Reblog: Spread Wide Your Narrow Words
- ktb8482
- Aug 9, 2014
- 3 min read
Today's post is a reblog from a former classmate of mine, Kristin, with whom I studied creative writing and literature at Roosevelt University during graduate school. She is a fellow English teacher, and her words spoke volumes to me earlier this week. I find it particularly interesting that even though I teach in New Jersey and Philadelphia, and Kristin teaches in Nairobi, Kenya, our experiences are much the same. I think the rest of the post speaks for itself. You can find Kristin's full blog here: http://wordslikenets.blogspot.com
Sometimes there's something that you want to say. And then you remember that you have a blog. And then you feel passionately ashamed for how you ignore your blog. But then you think about all those months when you didn't have something to say, and it seems impossible for you to have written any more blog posts than you have. And then you come to terms with your writing self and realize that people will still love you (although they may not forgive you for continuing in this personal-reflection-only-thinly-disguised-by-the-second-person). You decide that you have an "occasional" blog, which not only means that you are allowed to post only "occasionally" but that you are allowed to wait until you have an occasion, a reason, something to say. Like now.

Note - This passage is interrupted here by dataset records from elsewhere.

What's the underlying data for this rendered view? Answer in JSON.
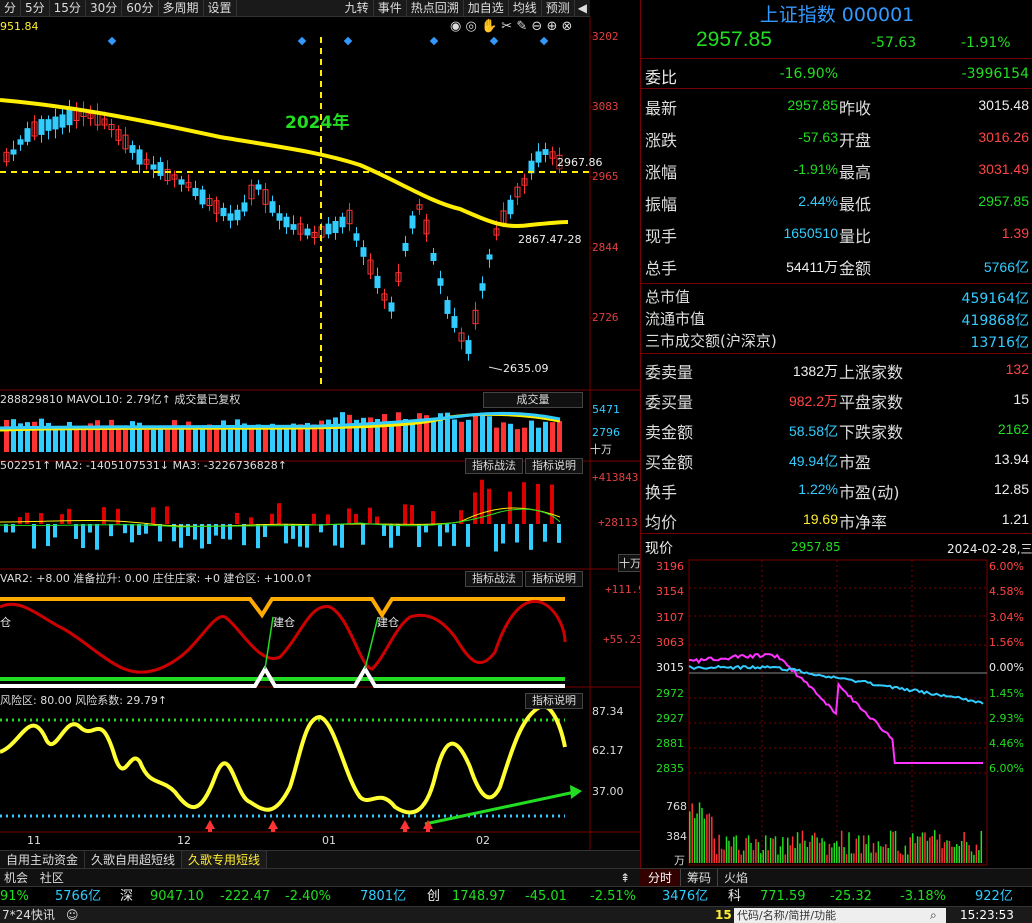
{
  "toolbar": {
    "periods": [
      "分",
      "5分",
      "15分",
      "30分",
      "60分",
      "多周期",
      "设置"
    ],
    "actions": [
      "九转",
      "事件",
      "热点回溯",
      "加自选",
      "均线",
      "预测"
    ]
  },
  "main_chart": {
    "hi_label": "951.84",
    "price_ticks": [
      "3202",
      "3083",
      "2965",
      "2844",
      "2726"
    ],
    "year_label": "2024年",
    "cursor_price": "2967.86",
    "ma_label": "2867.47-28",
    "low_label": "2635.09"
  },
  "volume_panel": {
    "header": "288829810  MAVOL10: 2.79亿↑  成交量已复权",
    "button": "成交量",
    "ticks": [
      "5471",
      "2796",
      "十万"
    ]
  },
  "macd_panel": {
    "header": "502251↑ MA2: -1405107531↓ MA3: -3226736828↑",
    "btn1": "指标战法",
    "btn2": "指标说明",
    "ticks": [
      "+413843",
      "+28113",
      "十万"
    ]
  },
  "var_panel": {
    "header": "VAR2: +8.00  准备拉升: 0.00  庄住庄家: +0  建仓区: +100.0↑",
    "btn1": "指标战法",
    "btn2": "指标说明",
    "ticks": [
      "+111.9",
      "+55.23"
    ],
    "marks": [
      "建仓",
      "建仓"
    ],
    "left_mark": "仓"
  },
  "risk_panel": {
    "header": "风险区: 80.00  风险系数: 29.79↑",
    "btn": "指标说明",
    "ticks": [
      "87.34",
      "62.17",
      "37.00"
    ]
  },
  "x_axis": [
    "11",
    "12",
    "01",
    "02"
  ],
  "bottom_tabs": [
    "自用主动资金",
    "久歌自用超短线",
    "久歌专用短线"
  ],
  "quote": {
    "title": "上证指数 000001",
    "price": "2957.85",
    "change": "-57.63",
    "pct": "-1.91%",
    "weibi_label": "委比",
    "weibi_pct": "-16.90%",
    "weibi_val": "-3996154",
    "rows": [
      {
        "l1": "最新",
        "v1": "2957.85",
        "l2": "昨收",
        "v2": "3015.48",
        "c1": "g",
        "c2": "w"
      },
      {
        "l1": "涨跌",
        "v1": "-57.63",
        "l2": "开盘",
        "v2": "3016.26",
        "c1": "g",
        "c2": "r"
      },
      {
        "l1": "涨幅",
        "v1": "-1.91%",
        "l2": "最高",
        "v2": "3031.49",
        "c1": "g",
        "c2": "r"
      },
      {
        "l1": "振幅",
        "v1": "2.44%",
        "l2": "最低",
        "v2": "2957.85",
        "c1": "c",
        "c2": "g"
      },
      {
        "l1": "现手",
        "v1": "1650510",
        "l2": "量比",
        "v2": "1.39",
        "c1": "c",
        "c2": "r"
      },
      {
        "l1": "总手",
        "v1": "54411万",
        "l2": "金额",
        "v2": "5766亿",
        "c1": "w",
        "c2": "c"
      }
    ],
    "mkt": [
      {
        "l": "总市值",
        "v": "459164亿"
      },
      {
        "l": "流通市值",
        "v": "419868亿"
      },
      {
        "l": "三市成交额(沪深京)",
        "v": "13716亿"
      }
    ],
    "rows2": [
      {
        "l1": "委卖量",
        "v1": "1382万",
        "l2": "上涨家数",
        "v2": "132",
        "c1": "w",
        "c2": "r"
      },
      {
        "l1": "委买量",
        "v1": "982.2万",
        "l2": "平盘家数",
        "v2": "15",
        "c1": "r",
        "c2": "w"
      },
      {
        "l1": "卖金额",
        "v1": "58.58亿",
        "l2": "下跌家数",
        "v2": "2162",
        "c1": "c",
        "c2": "g"
      },
      {
        "l1": "买金额",
        "v1": "49.94亿",
        "l2": "市盈",
        "v2": "13.94",
        "c1": "c",
        "c2": "w"
      },
      {
        "l1": "换手",
        "v1": "1.22%",
        "l2": "市盈(动)",
        "v2": "12.85",
        "c1": "c",
        "c2": "w"
      },
      {
        "l1": "均价",
        "v1": "19.69",
        "l2": "市净率",
        "v2": "1.21",
        "c1": "y",
        "c2": "w"
      }
    ]
  },
  "intraday": {
    "label": "现价",
    "price": "2957.85",
    "date": "2024-02-28,三",
    "left_ticks": [
      "3196",
      "3154",
      "3107",
      "3063",
      "3015",
      "2972",
      "2927",
      "2881",
      "2835"
    ],
    "right_ticks": [
      "6.00%",
      "4.58%",
      "3.04%",
      "1.56%",
      "0.00%",
      "1.45%",
      "2.93%",
      "4.46%",
      "6.00%"
    ],
    "vol_ticks": [
      "768",
      "384",
      "万"
    ],
    "tabs": [
      "分时",
      "筹码",
      "火焰"
    ],
    "tab_icon": "15"
  },
  "ticker": {
    "items": [
      {
        "name": "",
        "a": "91%",
        "b": "5766亿"
      },
      {
        "name": "深",
        "a": "9047.10",
        "b": "-222.47",
        "c": "-2.40%",
        "d": "7801亿"
      },
      {
        "name": "创",
        "a": "1748.97",
        "b": "-45.01",
        "c": "-2.51%",
        "d": "3476亿"
      },
      {
        "name": "科",
        "a": "771.59",
        "b": "-25.32",
        "c": "-3.18%",
        "d": "922亿"
      }
    ]
  },
  "status": {
    "left": "7*24快讯",
    "search_placeholder": "代码/名称/简拼/功能",
    "time": "15:23:53",
    "bottom_left_tabs": [
      "机会",
      "社区"
    ]
  },
  "colors": {
    "up": "#ff4444",
    "down": "#22dd22",
    "ma": "#ffee00",
    "cyan": "#33ccff",
    "panel_border": "#770000"
  }
}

I teach an online college English class. As a part of this course, students read Langston Hughes’ poem “Harlem.” The students are then asked to answer this question: Sometimes this poem is entitled "Dream Deferred." Which title do you think is more appropriate and why?
A majority of students invariably choose the title “Dream Deferred” over the title “Harlem.” This is partly because this is an introduction to literature course and many of my students are more interested in completing the assignment to get the gen-ed credit than they are in actually thinking deeply about poetry. Within about five seconds, they see the connection between the deferred dream of the title and the similes of the poem (indeed, the first line of the poem even asks “What happens to a dream deferred?”). This strange geographical reference would take more work to parse. What was an obvious cultural reference to Hughes' contemporaries mystifies, and many students seem willing to give up on whatever isn’t immediately understandable (sigh). However, there are also a set of students who do think carefully about their answers, even googling “Harlem” to figure out the connection, and yet still end up writing something like this:
“Dream Deferred” is better because it’s more universal and can apply to everyone.
I have to admit that this answer drives me crazy (and not just for the logical conundrum of something being "more universal"). And yet, I understand why the student--even the thinking student--might write it. A poem that more people can relate to must of course be a more powerful poem. And a poem with a more general title will be a poem that more people can relate to, right?
Not exactly. I'm reminded of Emily Dickinson, who writes about poetry as “spreading wide my narrow hands.” Can’t you just see her in her white dress, alone in her room, with her arms flung wide? Her experience was narrow (like everyone’s, limited as she was to being just one person), and yet, based on her enduring popularity alone, her poetry also spreads wide. Not because she focused on the universal but because she embraced her narrow life so fully.
I want to bark this truth into my students' faces like an over-eager golden retriever, and I often have to give my own collar a good yank in order not to scare anyone. With good writing it is specificity, not generality, that creates emotion and connection. It is the very fact that something specific is happening to someone that is not you that allows you to feel most fully what you ought.
The fact is Hughes’ poem is so much more powerful because it isn’t about all deferred dreams everywhere. The power comes from experiencing Hughes' ideas and emotions, not from eclipsing them with our own. The goal in poetry and fiction isn’t to relate an experience as universal (mostly that bit is built in and doesn’t need a lot of attention) but as real. It’s not two sides of a scale--increase specificity and decrease universality. It’s more like a tree--the more effort you put in to stretching out each branch, to growing in each leaf, the more people can find shade underneath.